Pihak keluarga pasien terpaksa membawa jenazah dengan menggunakan mobil pikap lantaran mobil ambulans dari rumah sakit kehabisan bensin dan sopirnya tidak ada di tempat.

"Dari lubuk hati yang paling dalam, saya memohon maaf kepada seluruh masyarakat atas kelalaian dari pelayanan RSUD Martapura,"kata Lanosin dalam keterangan tertulis, Rabu (9/4/2025).

Lanosin berjanji akan memperbaiki pelayanan RSUD Martapura sebagai rumah sakit daerah. Sehingga, seluruh nakes dan pegawai dapat melayani masyarakat dengan baik.

Selain itu, Lanosin pun tak segan mengganti jajaran manajemen bila tak cepat berbenah untuk lebih baik lagi.

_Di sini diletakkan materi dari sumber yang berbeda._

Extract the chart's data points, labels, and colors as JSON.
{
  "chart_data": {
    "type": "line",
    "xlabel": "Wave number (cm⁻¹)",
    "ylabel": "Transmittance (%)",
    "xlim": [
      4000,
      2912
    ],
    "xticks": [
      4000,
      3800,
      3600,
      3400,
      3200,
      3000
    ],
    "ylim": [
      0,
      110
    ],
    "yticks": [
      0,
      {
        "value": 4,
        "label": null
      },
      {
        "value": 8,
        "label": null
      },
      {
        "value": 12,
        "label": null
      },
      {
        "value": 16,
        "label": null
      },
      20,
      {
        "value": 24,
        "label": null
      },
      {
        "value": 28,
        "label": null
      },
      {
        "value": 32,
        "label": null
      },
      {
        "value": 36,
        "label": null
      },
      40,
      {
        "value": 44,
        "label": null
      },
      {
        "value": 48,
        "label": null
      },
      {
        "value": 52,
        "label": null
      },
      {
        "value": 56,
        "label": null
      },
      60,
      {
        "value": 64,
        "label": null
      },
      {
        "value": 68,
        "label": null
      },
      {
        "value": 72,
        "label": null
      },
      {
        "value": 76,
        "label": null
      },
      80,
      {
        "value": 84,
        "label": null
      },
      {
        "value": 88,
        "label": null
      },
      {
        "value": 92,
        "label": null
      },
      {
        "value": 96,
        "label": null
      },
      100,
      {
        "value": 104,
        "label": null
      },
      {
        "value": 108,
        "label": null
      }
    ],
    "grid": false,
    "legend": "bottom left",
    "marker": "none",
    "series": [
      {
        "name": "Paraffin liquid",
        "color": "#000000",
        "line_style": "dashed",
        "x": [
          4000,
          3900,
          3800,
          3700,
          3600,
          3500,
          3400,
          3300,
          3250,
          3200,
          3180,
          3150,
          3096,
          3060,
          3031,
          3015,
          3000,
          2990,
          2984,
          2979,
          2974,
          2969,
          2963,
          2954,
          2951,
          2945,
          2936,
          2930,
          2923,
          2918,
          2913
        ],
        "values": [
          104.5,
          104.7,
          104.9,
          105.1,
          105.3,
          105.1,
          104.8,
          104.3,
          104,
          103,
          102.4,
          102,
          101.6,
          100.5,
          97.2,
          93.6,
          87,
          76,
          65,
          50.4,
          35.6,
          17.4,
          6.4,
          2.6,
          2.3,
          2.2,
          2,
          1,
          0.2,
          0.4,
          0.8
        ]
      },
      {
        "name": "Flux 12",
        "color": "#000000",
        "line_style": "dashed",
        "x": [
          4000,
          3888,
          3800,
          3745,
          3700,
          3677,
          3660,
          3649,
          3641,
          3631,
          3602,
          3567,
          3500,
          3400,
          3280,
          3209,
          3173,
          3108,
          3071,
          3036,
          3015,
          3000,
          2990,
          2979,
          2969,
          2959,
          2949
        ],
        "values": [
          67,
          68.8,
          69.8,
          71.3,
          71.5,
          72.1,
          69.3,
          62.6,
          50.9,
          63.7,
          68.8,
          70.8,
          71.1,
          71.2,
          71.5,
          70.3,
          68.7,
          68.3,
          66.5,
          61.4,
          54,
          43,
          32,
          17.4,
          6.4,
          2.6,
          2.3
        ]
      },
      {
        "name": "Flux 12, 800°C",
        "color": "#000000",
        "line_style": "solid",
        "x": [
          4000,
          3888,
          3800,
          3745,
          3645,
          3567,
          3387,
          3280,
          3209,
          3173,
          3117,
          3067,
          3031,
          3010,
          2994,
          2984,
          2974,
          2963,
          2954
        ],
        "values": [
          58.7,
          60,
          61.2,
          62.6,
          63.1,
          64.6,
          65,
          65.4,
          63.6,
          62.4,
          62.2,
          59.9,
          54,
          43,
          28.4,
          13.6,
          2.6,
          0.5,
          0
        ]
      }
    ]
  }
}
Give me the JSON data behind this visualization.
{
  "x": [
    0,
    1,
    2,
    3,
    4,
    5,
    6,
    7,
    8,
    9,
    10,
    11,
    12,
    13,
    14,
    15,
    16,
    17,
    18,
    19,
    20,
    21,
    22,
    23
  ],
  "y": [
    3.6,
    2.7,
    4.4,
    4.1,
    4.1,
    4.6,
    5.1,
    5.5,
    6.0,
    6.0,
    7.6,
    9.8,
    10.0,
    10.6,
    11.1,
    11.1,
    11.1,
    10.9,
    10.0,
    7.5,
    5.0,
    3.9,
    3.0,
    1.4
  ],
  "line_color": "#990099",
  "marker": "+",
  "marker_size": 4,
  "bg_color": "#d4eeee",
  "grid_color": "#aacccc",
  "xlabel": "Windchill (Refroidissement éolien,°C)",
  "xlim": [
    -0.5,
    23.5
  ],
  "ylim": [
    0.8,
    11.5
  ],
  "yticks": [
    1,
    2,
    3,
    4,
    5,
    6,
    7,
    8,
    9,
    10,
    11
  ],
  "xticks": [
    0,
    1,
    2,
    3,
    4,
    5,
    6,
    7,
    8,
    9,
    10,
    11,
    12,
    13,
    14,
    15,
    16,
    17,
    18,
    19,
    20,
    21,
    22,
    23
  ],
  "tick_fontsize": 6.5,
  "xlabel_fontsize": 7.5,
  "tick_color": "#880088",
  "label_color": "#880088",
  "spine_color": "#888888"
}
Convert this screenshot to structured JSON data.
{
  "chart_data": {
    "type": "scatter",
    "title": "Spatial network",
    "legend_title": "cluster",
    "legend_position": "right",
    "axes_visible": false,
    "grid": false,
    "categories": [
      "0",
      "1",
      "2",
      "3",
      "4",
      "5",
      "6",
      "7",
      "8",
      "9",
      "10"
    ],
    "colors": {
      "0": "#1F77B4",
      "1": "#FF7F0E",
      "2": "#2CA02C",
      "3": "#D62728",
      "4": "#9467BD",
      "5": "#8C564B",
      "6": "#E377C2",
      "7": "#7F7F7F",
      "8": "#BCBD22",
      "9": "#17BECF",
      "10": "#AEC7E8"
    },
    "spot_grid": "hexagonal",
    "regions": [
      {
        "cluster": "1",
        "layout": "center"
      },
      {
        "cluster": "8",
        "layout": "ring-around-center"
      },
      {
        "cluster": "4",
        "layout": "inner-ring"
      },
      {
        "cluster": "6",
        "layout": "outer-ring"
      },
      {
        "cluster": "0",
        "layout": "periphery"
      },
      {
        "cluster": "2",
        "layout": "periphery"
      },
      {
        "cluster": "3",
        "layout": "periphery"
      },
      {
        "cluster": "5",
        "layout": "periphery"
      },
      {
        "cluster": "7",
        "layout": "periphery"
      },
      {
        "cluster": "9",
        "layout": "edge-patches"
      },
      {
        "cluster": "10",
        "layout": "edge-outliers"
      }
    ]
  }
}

"Prosedur pemeriksaan (inspektorat) sudah berjalan hari ini, bila perlu kita juga akan melakukan reformasi pegawainya. Saya ingin pelayanan tetap berjalan sebagaimana mestinya meskipun dalam kondisi libur," tegas Lanosin.

Sebelumnya, Direktur RSUD Martapura, Dedy Damhudy telah mencopot jabatan kepala ruangan jenazah dan memecat sopir ambulans karena dinilai lalai atas insiden tersebut.

Setelah itu, Dedy pun langsung menyerahkan surat pengunduran dirinya sebagai kepala RSUD Martapura ke BKPSDM OKU Timur sebagai bentuk tanggung jawab terkait kesalahan bawahannya.

"Ini bentuk tanggung jawab saya sebagai pimpinan (mengundurkan diri). Saya sudah minta maaf langsung ke keluarga almarhum dan juga telah memecat sopir ambulans yang lalai menjalankan tugas,"ujarnya.

Diberitakan sebelumnya, video seorang pasien yang telah meninggal dunia dibawa keluarga dengan menggunakan mobil pikap viral di media sosial. Kejadian itu berlangsung pada Sabtu (5/4/2025) kemarin.

Dalam rekaman tersebut, keluarga pasien merekam kondisi jenazah yang sudah dimasukkan di dalam mobil.

Setelah menunggu satu jam tanpa kepastian, mereka pun akhirnya memilih membawa jenazah dengan mobil pikap.

"Jenazah sudah diatas mobil tapi minyak tidak ada. Bahkan supir pun tidak ada. Ini sangat mengecewakan kami,"ujar perekam.